Is cannabis an herbal remedy under the Medicines Act 1981?

A herbal remedy is a special sub-category of medicine, defined in Section 2 of the Medicines Act 1981 as follows:

herbal remedy means a medicine (not being or containing a prescription medicine, or a restricted medicine, or a pharmacy-only medicine) consisting of—
(a) any substance produced by subjecting a plant to drying, crushing, or any other similar process; or
(b) a mixture comprising 2 or more such substances only; or
(c) a mixture comprising 1 or more such substances with water or ethyl alcohol or any inert substance

Thus a herbal remedy is a medicine that does not contain a prescription, restricted or pharmacy-only medicine, and consists of a substance derived from plant material that has been dried or crushed (or derived through any other similar process).
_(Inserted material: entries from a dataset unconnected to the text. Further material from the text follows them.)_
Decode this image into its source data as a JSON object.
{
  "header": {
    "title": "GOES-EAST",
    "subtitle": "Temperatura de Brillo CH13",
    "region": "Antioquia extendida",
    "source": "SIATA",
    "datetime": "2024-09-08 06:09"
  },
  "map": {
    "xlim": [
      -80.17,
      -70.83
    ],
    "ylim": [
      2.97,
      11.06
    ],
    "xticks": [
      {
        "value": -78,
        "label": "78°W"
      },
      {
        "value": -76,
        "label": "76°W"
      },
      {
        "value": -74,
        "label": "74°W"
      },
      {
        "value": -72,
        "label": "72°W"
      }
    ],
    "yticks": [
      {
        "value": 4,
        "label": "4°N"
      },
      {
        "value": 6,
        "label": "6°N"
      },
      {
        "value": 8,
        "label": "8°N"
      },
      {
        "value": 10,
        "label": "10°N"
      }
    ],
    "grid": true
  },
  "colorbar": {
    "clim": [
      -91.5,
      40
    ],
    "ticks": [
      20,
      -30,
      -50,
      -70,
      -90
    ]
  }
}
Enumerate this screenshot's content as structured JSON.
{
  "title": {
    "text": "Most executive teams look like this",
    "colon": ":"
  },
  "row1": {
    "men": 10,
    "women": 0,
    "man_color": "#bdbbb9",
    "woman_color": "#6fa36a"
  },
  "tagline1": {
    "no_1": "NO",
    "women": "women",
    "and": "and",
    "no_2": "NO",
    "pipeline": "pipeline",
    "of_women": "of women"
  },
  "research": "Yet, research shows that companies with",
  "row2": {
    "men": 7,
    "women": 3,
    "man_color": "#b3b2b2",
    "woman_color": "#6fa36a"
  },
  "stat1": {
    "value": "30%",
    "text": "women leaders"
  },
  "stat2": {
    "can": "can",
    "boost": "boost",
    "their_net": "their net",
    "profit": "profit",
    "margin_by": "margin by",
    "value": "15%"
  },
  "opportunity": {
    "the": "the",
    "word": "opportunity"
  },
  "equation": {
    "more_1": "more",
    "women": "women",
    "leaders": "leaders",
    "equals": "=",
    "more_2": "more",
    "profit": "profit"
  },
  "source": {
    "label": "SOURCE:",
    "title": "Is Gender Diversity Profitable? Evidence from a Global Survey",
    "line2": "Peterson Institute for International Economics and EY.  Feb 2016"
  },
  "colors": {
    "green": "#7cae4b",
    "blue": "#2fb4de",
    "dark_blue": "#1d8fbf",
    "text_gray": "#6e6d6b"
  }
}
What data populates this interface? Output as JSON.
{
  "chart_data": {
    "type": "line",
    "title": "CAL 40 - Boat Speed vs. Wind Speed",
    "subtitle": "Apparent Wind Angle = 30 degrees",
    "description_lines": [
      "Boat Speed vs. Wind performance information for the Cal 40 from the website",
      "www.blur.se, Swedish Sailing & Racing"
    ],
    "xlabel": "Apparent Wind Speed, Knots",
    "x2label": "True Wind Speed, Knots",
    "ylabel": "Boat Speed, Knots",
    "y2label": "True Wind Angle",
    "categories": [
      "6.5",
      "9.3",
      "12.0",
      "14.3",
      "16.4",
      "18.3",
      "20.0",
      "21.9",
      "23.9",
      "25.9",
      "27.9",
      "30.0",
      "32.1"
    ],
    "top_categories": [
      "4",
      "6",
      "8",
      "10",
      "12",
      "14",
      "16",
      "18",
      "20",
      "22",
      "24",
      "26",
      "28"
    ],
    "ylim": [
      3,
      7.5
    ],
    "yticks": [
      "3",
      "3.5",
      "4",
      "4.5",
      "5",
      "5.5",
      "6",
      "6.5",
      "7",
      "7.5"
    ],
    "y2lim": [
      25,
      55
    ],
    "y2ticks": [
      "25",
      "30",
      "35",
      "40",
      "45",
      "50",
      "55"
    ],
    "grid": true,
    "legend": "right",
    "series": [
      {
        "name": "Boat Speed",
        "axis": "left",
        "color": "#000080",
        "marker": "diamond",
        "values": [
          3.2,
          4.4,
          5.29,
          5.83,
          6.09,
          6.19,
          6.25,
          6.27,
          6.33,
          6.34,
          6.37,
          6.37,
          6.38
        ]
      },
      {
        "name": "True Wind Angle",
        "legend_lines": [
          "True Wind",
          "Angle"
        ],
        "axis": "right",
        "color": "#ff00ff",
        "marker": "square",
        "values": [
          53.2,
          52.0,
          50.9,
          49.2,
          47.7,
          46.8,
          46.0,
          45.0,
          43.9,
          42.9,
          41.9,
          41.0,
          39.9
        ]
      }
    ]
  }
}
It may also be an aqueous or alcoholic extract of the dried or crushed plant material, or a mixture of that material with another inert substance.

Ministerial consent is not required for the distribution of a herbal remedy which is sold or supplied without any recommendation as to its use and the labelling complies with the requirements of Section 28 of the Act, whereas Ministerial consent is required for the distribution of a herbal remedy which is sold with a recommendation for use for a therapeutic purpose.

Because cannabis contains CBD and THC, both of which are listed in Schedule 1 of the Medicines Regulations 1984 as prescription medicines, cannabis could not be considered an herbal remedy in terms of NZ law.